“La storia dimostra quanto sia oltremodo difficile per i cristiani non dimenticare Cristo”, afferma il professor Chris Green. Dimenticare non significa perdere di vista la sua esistenza, ma piuttosto perdere di vista il suo modo di essere, i suoi valori e il suo modo di relazionarsi con coloro che lo circondano.

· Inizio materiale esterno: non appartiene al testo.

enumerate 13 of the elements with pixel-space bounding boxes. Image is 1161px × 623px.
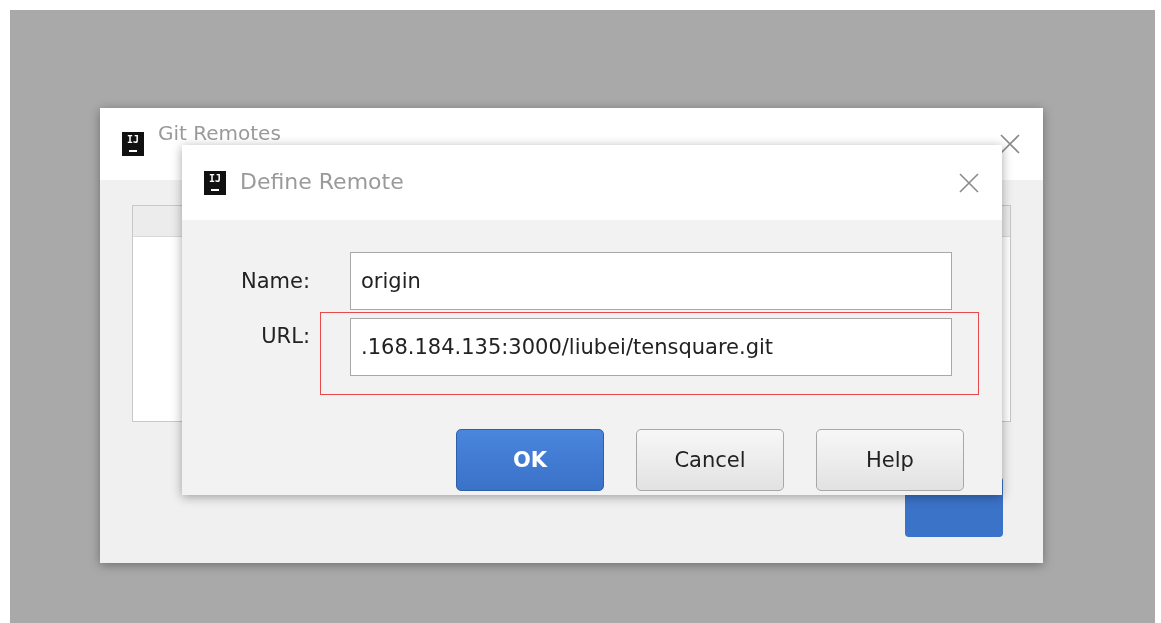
close-icon[interactable]: [999, 133, 1021, 155]
window-title: Git Remotes: [158, 122, 281, 144]
text-field[interactable]: .168.184.135:3000/liubei/tensquare.git: [350, 318, 952, 376]
app-logo-icon: IJ: [122, 132, 144, 156]
dialog-button[interactable]: Cancel: [636, 429, 784, 491]
ok-button[interactable]: OK: [456, 429, 604, 491]
field-label: Name:: [239, 269, 311, 293]
app-logo-icon: IJ: [204, 170, 226, 195]
dialog-button[interactable]: Help: [816, 429, 964, 491]
dialog-title: Define Remote: [240, 170, 404, 195]
close-icon[interactable]: [958, 171, 980, 194]
text-field[interactable]: origin: [350, 252, 952, 310]
field-label: URL:: [260, 323, 311, 348]
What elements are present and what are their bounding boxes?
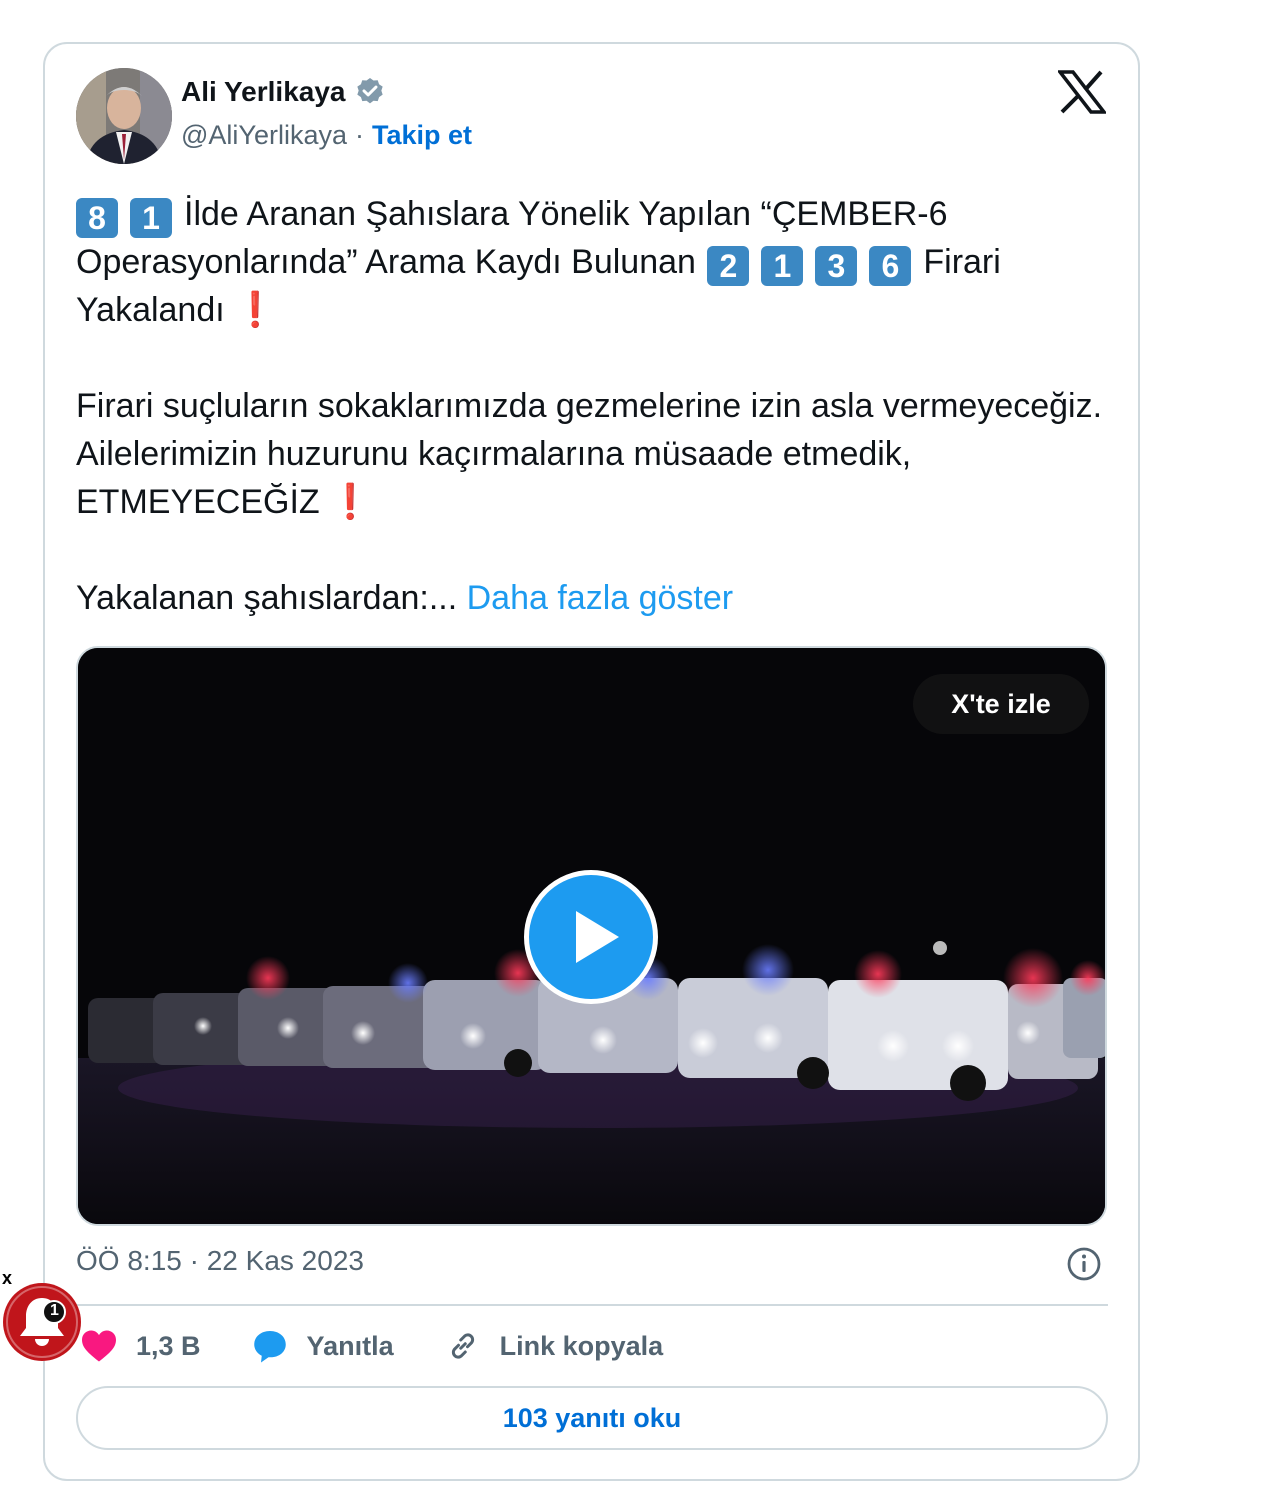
notification-count-badge: 1: [50, 1302, 59, 1319]
link-icon: [451, 1333, 474, 1359]
author-name[interactable]: Ali Yerlikaya: [181, 76, 346, 108]
info-icon[interactable]: [1066, 1246, 1102, 1282]
read-replies-button[interactable]: 103 yanıtı oku: [76, 1386, 1108, 1450]
tweet-para3-text: Yakalanan şahıslardan:...: [76, 579, 458, 617]
reply-button[interactable]: Yanıtla: [251, 1328, 394, 1364]
heart-icon: [82, 1330, 116, 1362]
keycap: 8: [76, 198, 118, 238]
exclamation-emoji: ❗: [234, 291, 277, 329]
action-bar: 1,3 B Yanıtla Link kopyala: [80, 1322, 713, 1370]
bell-icon: [6, 1286, 78, 1358]
tweet-para2-text: Firari suçluların sokaklarımızda gezmele…: [76, 387, 1103, 521]
tweet-paragraph-2: Firari suçluların sokaklarımızda gezmele…: [76, 382, 1116, 526]
divider: [76, 1304, 1108, 1306]
keycap: 2: [707, 246, 750, 286]
notification-bell-button[interactable]: 1: [3, 1283, 81, 1361]
author-name-row: Ali Yerlikaya: [181, 76, 386, 108]
play-button[interactable]: [524, 870, 658, 1004]
copy-link-button[interactable]: Link kopyala: [444, 1328, 664, 1364]
keycap: 1: [130, 198, 172, 238]
like-button[interactable]: 1,3 B: [80, 1329, 201, 1363]
x-logo-icon[interactable]: [1058, 70, 1106, 114]
keycap: 3: [815, 246, 858, 286]
author-avatar[interactable]: [76, 68, 172, 164]
tweet-timestamp[interactable]: ÖÖ 8:15 · 22 Kas 2023: [76, 1245, 364, 1277]
tweet-paragraph-3: Yakalanan şahıslardan:... Daha fazla gös…: [76, 574, 1116, 622]
keycap: 1: [761, 246, 804, 286]
tweet-paragraph-1: 8 1 İlde Aranan Şahıslara Yönelik Yapılan …: [76, 190, 1116, 334]
author-handle[interactable]: @AliYerlikaya: [181, 120, 347, 151]
reply-label: Yanıtla: [306, 1330, 394, 1361]
keycap: 6: [869, 246, 912, 286]
watch-on-x-button[interactable]: X'te izle: [913, 674, 1089, 734]
like-count: 1,3 B: [136, 1330, 201, 1361]
reply-icon: [253, 1331, 286, 1363]
tweet-text: 8 1 İlde Aranan Şahıslara Yönelik Yapılan …: [76, 190, 1116, 622]
show-more-link[interactable]: Daha fazla göster: [467, 579, 734, 617]
verified-badge-icon: [356, 78, 383, 104]
exclamation-emoji: ❗: [329, 483, 372, 521]
author-handle-row: @AliYerlikaya · Takip et: [181, 120, 472, 151]
avatar-image: [76, 68, 172, 164]
copy-link-label: Link kopyala: [499, 1330, 664, 1361]
follow-button[interactable]: Takip et: [372, 120, 472, 151]
play-icon: [576, 911, 619, 963]
handle-separator: ·: [354, 120, 364, 150]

Gesù rimane unico e irripetibile, ma allo stesso tempo il modello supremo di vita e di fede per tutti, sorprendentemente lontano eppure inaspettatamente vicino a ciascuno di noi. Imparare a relazionarsi con le persone dalla sua prospettiva può essere non solo un esercizio di riscoperta, ma anche un modo per ritrovare la felicità e la gioia. Infatti, anche se non siamo d’accordo con la conclusione di Alfred Adler secondo cui tutti i problemi della nostra vita sono relazionali, dobbiamo riconoscere che la maggior parte di essi lo sono.
Una doppia prospettiva
Il modo in cui Gesù vedeva gli esseri umani è sorprendente e talvolta paradossale. Sono quelli a cui ha insegnato a pregare dicendo “Padre nostro”, quelli che ha “amato fino alla fine”, quelli per cui ha pregato per il perdono negli ultimi istanti della sua vita, ma anche quelli che ha paragonato alle volpi, a cui si è rivolto come “stolti e ciechi”, o addirittura come “cani” e “porci” che non davano valore a ciò che è sacro (cfr. Matteo 6:9-13; Giovanni 13:1; Luca 23:34; 13:32; Matteo 23:19; 7:6). Di fronte a un quadro così complesso e contrastante, non si può fare a meno di chiedersi: cosa pensava Gesù delle persone?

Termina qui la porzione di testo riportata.